Despite co-star Mario Montenegro’s lovelorn hysterics, little is recognizable of the Dumaguete in that bygone age. Tartanilla was a main mode of transport, Silliman chapel and amphitheater already unmistakable landmarks, sugar cane all around in what could be Bais outskirts—according to one oldtimer—you could almost smell the molasses, and the indispensable village fool antedating the later fixture Soldier Blue, indeed any respectable little town should not be without one. Out of the corner of one’s eye can see the fool approaching from a block or two away, so you must prepare a snappy salute and the best poker face. Even if Soldier Blue is pondering how could Valora have told off Mario, in the heat of a passionate stranger, get away from me!

The national artist Romero knew his town well, and it is the little things that count, the devil and then some in the details. The story is of a cuckolded American in the Philippine town of his birth, trying to save his marriage hurtling to the rocks at the speed of sound. It’s a reverse whodunit alright, but with undertows of political patronage, manipulative leftists, hands crawling up skirts in a perpetual twilight that could also be a result of ancient footage, American imperialism and Protestantism, deep kisses of the illicit sort that would make a minor smell the seats in the living room post-screening, trying to catch a whiff of forbidden knowledge.

Many years later, Romero would be sitting in a screening room in Greenbelt 3, evaluating films in air-conditioned comfort, perhaps too air-conditioned it was almost winter, the exact opposite of his hot and humid hometown in the south.

Sitting a row and some seats away was that kid banned from The Passionate Strangers, but who had seen in the selfsame Dumaguete movies more suitable for his age.
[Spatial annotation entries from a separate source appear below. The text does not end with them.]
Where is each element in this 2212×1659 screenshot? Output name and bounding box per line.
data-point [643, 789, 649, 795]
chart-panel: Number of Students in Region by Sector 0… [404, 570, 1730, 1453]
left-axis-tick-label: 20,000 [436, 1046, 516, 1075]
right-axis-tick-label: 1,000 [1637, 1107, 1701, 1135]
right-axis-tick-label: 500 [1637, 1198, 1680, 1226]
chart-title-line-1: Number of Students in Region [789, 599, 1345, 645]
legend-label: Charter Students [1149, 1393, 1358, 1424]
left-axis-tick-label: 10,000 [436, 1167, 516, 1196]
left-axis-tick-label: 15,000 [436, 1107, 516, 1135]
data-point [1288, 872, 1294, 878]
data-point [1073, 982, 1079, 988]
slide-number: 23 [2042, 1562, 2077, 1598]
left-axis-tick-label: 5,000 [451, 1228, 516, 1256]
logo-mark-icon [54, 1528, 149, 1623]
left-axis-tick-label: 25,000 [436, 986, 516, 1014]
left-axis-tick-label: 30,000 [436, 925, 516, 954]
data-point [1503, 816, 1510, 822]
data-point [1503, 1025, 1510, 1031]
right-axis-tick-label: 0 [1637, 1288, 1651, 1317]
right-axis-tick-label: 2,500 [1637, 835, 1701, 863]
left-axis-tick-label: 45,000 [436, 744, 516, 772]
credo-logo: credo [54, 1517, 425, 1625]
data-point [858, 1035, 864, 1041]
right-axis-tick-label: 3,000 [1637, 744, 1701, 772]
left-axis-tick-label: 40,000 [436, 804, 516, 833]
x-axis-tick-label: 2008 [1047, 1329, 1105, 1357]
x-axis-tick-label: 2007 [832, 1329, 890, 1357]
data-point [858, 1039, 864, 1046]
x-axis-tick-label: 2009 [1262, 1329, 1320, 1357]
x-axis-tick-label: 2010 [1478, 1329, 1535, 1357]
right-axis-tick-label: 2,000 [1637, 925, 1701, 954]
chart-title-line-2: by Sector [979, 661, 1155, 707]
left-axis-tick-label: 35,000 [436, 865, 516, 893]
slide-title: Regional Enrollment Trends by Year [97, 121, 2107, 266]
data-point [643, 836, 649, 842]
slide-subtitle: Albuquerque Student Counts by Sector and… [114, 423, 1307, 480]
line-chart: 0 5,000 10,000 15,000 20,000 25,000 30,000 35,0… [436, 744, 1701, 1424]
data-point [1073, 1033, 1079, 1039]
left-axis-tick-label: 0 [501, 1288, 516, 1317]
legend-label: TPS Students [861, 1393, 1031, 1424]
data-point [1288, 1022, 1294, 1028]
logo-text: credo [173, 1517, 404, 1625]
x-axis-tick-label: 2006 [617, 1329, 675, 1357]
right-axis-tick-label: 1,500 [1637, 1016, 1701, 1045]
South Pacific and Flower Drum Song, in the almost forgotten Main and Park theaters along the former Alfonso Trece (not the brandy but the street now Gov. Perdices Avenue), near the park and playground heading toward the boulevard and on the second-floor corridor before entering the balcony were faded colored photos of matinee idols whose names and filmography can only be sourced through Google if not Encyclopedia Britannica, and where you could smoke a filterless Philip brown before screen rolls and Balihai starts calling.

Valora, we later read, would star in episodes of Star Trek opposite the lovestruck Captain Kirk aka William Shatner, where they are suffering from mysterious contusions. Noland would also become a book author, under the name Valora Tree. She died in March this year, age 80.